Analisa-se a decisão do STF que proibiu o uso da tese da legítima defesa da honra nos casos de feminicídio, sob uma perspectiva da justiça hermenêutica.

No direito, é comum que a palavra interpretação, também conhecida como hermenêutica, seja empregada de forma estrita, indicando, a grosso modo, os sentidos atribuídos (ou extraídos, a depender da perspectiva adotada) de certo texto legal. Porém, o que muitas vezes passa despercebido é que a nossa vida cotidiana é cercada por uma constante prática interpretativa, na medida em que os fatos sociais que nos cercam, e nos quais estamos inseridos, somente podem ser compreendidos a partir de uma relação de interpretação. Portanto, a compreensão de certas experiências relatadas por uma pessoa, ou até mesmo nossas próprias experiências pessoais e únicas, dependem da forma como traduzimos aquilo que foi vivenciado através da linguagem corrente, estabelecendo-se uma narrativa coerente e inteligível a partir do recursos linguísticos e categorias analíticas que estão à nossa disposição.

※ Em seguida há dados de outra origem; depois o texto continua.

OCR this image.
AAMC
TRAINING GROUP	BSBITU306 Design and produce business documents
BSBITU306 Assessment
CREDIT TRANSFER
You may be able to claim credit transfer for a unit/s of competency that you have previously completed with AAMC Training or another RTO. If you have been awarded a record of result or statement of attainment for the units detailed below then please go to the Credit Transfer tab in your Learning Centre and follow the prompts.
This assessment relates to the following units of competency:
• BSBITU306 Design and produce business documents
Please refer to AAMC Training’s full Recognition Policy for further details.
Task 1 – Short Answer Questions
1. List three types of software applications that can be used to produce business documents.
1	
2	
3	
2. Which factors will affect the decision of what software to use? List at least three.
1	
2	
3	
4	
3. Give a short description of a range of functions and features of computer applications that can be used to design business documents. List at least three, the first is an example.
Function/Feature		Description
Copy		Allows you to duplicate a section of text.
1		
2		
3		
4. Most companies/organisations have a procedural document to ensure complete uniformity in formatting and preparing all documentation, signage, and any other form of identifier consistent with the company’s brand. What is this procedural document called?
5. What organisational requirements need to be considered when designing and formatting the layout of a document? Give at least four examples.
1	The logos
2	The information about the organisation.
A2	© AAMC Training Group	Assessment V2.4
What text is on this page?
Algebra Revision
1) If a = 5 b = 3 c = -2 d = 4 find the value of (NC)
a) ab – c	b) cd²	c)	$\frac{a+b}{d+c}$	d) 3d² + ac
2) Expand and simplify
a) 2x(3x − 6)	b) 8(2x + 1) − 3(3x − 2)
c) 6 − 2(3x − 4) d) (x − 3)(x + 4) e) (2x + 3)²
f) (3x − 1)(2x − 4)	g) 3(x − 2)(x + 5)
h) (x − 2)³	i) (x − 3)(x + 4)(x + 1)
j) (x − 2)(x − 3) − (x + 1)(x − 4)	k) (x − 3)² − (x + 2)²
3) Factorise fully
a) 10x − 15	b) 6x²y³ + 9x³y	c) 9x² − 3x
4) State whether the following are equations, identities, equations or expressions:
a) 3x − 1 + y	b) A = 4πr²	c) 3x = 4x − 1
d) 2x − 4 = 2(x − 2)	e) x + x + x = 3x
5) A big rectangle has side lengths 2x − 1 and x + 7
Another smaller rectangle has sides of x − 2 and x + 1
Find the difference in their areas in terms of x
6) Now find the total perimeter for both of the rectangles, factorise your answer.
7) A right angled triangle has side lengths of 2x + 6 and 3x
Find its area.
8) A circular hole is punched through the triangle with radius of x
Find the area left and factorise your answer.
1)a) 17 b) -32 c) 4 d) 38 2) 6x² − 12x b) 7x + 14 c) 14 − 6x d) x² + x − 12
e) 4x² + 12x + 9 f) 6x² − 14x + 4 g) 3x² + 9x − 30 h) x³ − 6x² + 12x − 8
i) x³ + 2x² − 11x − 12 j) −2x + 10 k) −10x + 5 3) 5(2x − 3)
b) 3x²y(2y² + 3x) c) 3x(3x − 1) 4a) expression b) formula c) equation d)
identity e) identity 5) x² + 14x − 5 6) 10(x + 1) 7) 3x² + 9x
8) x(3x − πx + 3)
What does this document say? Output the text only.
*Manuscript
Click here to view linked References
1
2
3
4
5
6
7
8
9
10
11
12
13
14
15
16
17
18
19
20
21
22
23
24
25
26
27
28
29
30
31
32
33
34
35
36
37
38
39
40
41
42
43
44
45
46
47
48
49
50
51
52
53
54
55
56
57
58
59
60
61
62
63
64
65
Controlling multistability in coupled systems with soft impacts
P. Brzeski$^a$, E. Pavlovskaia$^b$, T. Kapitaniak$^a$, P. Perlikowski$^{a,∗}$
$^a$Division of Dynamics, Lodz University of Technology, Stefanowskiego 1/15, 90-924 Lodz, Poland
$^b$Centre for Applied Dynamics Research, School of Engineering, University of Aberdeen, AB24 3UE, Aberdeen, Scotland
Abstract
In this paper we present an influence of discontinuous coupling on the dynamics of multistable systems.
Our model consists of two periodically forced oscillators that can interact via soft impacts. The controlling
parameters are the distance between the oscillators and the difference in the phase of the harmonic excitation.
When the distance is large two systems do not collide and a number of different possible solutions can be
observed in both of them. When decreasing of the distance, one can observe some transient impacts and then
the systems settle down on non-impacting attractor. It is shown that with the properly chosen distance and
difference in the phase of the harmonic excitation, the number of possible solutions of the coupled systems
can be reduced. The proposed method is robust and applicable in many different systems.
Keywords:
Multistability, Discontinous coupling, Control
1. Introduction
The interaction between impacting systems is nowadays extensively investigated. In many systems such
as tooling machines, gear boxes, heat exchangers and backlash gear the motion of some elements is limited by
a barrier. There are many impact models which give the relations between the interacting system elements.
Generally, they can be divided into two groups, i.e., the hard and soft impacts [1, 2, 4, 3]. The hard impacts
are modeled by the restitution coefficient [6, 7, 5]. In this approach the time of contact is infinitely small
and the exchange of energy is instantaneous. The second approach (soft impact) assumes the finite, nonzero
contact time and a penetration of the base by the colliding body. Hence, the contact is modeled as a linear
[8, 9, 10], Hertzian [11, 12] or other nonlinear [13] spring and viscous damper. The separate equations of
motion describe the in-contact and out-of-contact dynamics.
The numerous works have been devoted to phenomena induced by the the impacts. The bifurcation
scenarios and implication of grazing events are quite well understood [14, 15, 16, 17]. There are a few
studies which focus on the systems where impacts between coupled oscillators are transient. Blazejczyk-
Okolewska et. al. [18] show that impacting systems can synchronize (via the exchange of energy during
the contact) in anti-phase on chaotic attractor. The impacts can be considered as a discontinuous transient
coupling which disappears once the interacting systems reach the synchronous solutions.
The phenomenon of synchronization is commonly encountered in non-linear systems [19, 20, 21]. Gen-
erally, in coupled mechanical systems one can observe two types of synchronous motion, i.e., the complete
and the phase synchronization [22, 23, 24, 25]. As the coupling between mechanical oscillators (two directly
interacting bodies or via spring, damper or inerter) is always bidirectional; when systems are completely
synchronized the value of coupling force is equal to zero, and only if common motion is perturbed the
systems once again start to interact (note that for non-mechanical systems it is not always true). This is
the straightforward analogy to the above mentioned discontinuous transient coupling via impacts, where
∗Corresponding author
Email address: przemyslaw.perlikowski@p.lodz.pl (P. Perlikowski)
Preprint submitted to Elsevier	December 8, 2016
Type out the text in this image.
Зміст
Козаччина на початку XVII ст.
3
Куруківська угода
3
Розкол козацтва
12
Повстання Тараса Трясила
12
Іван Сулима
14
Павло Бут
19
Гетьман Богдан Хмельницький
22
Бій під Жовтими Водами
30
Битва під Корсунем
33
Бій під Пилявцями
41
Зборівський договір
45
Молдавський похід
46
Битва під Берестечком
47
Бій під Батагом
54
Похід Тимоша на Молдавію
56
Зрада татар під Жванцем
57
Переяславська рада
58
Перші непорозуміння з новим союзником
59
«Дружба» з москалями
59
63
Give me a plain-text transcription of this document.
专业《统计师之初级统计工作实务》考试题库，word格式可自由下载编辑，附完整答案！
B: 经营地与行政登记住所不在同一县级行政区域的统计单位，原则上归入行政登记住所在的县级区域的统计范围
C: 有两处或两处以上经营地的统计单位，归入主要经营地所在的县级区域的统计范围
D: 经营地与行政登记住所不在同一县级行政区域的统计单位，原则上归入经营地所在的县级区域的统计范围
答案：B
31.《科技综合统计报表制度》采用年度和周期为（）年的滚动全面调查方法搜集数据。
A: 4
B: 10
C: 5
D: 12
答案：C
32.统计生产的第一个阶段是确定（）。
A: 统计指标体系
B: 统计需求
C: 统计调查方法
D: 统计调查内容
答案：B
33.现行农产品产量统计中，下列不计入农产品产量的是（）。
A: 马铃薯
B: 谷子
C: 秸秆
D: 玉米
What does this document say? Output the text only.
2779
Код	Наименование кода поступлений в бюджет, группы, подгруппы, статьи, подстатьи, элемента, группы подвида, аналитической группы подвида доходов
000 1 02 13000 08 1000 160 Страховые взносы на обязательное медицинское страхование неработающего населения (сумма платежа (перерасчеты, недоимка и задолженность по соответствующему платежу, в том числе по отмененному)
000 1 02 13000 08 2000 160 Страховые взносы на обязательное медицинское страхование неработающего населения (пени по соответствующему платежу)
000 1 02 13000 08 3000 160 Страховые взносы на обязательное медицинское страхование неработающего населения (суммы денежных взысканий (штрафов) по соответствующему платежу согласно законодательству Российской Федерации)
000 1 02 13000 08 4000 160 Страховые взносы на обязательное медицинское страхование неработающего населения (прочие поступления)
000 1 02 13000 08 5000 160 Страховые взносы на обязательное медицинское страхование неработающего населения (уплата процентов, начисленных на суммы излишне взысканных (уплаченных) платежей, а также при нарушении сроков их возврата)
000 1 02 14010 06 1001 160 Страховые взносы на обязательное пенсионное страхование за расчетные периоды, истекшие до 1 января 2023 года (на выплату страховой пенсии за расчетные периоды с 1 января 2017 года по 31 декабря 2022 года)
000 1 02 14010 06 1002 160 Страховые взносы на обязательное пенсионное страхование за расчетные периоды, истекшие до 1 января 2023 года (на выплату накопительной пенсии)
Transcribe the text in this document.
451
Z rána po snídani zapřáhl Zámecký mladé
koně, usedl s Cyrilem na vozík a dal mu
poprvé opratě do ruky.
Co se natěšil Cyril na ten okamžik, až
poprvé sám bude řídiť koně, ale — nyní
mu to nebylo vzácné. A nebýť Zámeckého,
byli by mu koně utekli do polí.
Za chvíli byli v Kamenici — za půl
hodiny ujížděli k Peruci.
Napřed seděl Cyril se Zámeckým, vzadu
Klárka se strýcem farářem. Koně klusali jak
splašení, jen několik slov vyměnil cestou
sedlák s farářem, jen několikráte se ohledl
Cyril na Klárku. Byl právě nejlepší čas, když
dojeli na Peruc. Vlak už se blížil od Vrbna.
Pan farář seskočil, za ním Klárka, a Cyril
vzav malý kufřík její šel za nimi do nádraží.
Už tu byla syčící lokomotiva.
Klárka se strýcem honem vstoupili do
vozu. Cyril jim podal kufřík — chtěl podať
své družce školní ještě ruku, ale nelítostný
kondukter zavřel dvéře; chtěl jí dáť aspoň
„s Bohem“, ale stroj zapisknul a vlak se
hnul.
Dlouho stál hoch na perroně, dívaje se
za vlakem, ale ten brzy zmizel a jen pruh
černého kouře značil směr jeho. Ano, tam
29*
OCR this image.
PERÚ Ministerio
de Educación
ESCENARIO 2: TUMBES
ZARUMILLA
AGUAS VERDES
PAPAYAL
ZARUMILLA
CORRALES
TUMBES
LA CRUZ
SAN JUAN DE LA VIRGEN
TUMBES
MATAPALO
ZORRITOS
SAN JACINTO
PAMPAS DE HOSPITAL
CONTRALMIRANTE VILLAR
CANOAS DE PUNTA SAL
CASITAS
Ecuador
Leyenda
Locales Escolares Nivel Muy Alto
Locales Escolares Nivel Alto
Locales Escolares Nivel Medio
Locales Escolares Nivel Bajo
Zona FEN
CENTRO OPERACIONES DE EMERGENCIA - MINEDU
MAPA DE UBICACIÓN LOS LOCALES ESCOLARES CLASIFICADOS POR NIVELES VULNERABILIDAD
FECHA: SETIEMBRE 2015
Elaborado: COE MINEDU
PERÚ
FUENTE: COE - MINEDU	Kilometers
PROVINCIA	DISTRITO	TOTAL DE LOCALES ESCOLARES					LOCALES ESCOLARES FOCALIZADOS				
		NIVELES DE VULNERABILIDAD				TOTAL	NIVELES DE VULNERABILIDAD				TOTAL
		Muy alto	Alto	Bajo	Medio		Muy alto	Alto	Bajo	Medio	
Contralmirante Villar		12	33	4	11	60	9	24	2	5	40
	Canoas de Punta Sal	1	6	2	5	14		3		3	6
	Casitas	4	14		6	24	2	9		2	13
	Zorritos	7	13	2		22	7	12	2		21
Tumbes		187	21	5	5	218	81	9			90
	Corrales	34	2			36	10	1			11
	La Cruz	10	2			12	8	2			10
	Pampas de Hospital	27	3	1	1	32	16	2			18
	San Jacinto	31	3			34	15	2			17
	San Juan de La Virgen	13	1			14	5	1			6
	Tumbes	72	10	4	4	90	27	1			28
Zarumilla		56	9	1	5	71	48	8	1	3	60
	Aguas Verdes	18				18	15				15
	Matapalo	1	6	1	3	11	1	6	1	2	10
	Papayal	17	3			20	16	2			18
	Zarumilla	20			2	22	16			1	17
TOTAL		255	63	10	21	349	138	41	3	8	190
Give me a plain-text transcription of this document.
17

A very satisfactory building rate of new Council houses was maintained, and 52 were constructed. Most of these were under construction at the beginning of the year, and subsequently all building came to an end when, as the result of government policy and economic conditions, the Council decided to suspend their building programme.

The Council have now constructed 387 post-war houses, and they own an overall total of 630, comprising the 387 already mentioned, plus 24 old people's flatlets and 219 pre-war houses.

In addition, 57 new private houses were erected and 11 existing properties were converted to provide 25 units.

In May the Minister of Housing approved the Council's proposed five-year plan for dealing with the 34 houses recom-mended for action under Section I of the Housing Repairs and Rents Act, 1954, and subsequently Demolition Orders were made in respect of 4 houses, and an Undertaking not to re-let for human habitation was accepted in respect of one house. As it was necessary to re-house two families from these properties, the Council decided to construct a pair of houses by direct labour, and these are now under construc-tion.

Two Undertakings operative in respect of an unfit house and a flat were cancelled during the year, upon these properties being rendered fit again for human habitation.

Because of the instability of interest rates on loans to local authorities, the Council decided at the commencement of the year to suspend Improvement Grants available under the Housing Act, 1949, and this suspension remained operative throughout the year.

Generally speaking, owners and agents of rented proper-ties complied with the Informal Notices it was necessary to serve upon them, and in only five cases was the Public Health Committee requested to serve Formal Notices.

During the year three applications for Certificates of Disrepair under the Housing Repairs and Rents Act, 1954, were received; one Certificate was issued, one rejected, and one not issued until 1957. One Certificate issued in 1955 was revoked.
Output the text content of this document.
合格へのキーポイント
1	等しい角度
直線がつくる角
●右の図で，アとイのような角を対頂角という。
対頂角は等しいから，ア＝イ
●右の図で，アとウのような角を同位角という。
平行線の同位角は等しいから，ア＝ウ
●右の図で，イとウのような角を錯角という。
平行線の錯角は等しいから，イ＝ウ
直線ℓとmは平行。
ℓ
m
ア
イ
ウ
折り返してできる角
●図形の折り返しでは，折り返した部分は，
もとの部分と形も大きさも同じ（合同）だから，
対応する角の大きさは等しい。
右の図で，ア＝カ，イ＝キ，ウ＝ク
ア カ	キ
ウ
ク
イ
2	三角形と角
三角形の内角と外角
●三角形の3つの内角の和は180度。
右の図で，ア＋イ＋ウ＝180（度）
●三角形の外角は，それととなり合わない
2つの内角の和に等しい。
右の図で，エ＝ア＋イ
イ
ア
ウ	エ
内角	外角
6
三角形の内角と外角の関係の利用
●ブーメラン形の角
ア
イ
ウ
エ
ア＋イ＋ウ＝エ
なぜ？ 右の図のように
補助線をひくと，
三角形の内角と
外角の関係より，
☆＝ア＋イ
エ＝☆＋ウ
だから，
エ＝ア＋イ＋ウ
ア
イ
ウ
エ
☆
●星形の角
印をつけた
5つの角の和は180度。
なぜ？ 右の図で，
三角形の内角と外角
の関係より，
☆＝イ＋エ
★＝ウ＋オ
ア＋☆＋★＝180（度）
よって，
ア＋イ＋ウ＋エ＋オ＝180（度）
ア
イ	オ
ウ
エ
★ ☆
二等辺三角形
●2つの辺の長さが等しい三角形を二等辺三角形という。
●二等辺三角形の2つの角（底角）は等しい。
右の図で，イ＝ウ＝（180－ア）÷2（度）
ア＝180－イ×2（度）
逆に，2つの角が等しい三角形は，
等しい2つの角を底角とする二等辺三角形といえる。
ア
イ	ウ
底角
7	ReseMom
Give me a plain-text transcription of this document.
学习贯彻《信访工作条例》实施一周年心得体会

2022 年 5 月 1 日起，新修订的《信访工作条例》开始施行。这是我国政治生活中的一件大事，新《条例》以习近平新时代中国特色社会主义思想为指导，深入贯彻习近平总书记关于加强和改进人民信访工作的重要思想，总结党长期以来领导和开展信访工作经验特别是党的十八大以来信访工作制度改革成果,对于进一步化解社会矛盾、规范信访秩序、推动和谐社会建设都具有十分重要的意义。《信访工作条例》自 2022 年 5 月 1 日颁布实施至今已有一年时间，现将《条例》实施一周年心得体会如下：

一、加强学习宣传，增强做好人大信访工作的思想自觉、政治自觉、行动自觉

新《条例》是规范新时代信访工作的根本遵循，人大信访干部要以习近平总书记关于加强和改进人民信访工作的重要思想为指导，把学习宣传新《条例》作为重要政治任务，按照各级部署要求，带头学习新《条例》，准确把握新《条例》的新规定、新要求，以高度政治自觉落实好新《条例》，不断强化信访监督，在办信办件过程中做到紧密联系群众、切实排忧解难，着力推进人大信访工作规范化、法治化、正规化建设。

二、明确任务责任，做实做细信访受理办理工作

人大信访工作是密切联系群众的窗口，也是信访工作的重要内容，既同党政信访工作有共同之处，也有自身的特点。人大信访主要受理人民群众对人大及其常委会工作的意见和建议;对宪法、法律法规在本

A partir do momento em que a hermenêutica é vista desempenhando um papel central na vida em sociedade, torna-se possível perceber, com mais clareza, que as relações desiguais de poder não se limitam a produzir sistema de opressão naqueles eixos que estamos relativamente habituados a enxergar injustiças, como o político, econômico, sexual, racial, dentre outros. Isso porque, além dessas espécies “mais comuns” de opressão, grupos privilegiados da sociedade possuem um tipo específico e injusto de vantagem que consiste em estruturar nossas compreensões do mundo social. Tal estruturação ocorre em detrimento das perspectivas de grupos subalternizados, que não possuem as ferramentas operacionais de poder e nem ocupam os espaços discursivos legitimamente reconhecidos como geradores de visões de mundo. Esse cenário pode configurar uma situação de opressão hermenêutica[1].

A fim de ilustrar melhor a forma como tal opressão pode se manifestar, cabe trazer um exemplo histórico retirado do livro de memórias de uma das integrantes do Movimento de Libertação da Mulheres nos Estados Unidos: Carmita Wood, era uma mulher de cerca de quarenta anos pertencente à classe média norte-americana na década de 70, que trabalhava no departamento de física nuclear de uma universidade. De uma hora para a outra, passou a perceber que seu chefe passava muito tempo perto de sua mesa, olhando-a diretamente e, sempre que tinha a oportunidade, encostava nela de forma que a deixava constrangida. Sem compartilhar tal situação com ninguém, até por não entender exatamente o estava vivenciando, Carmita passou a desenvolver, com o passar do tempo, vários sintomas de estresse crônico e síndrome do pânico, principalmente quando entrava em seu ambiente de trabalho. Por não mais suportar aquela situação, tentou transferência de departamento, o que foi negado pelos superiores hierárquicos. Sem alternativas, foi obrigada a pedir demissão.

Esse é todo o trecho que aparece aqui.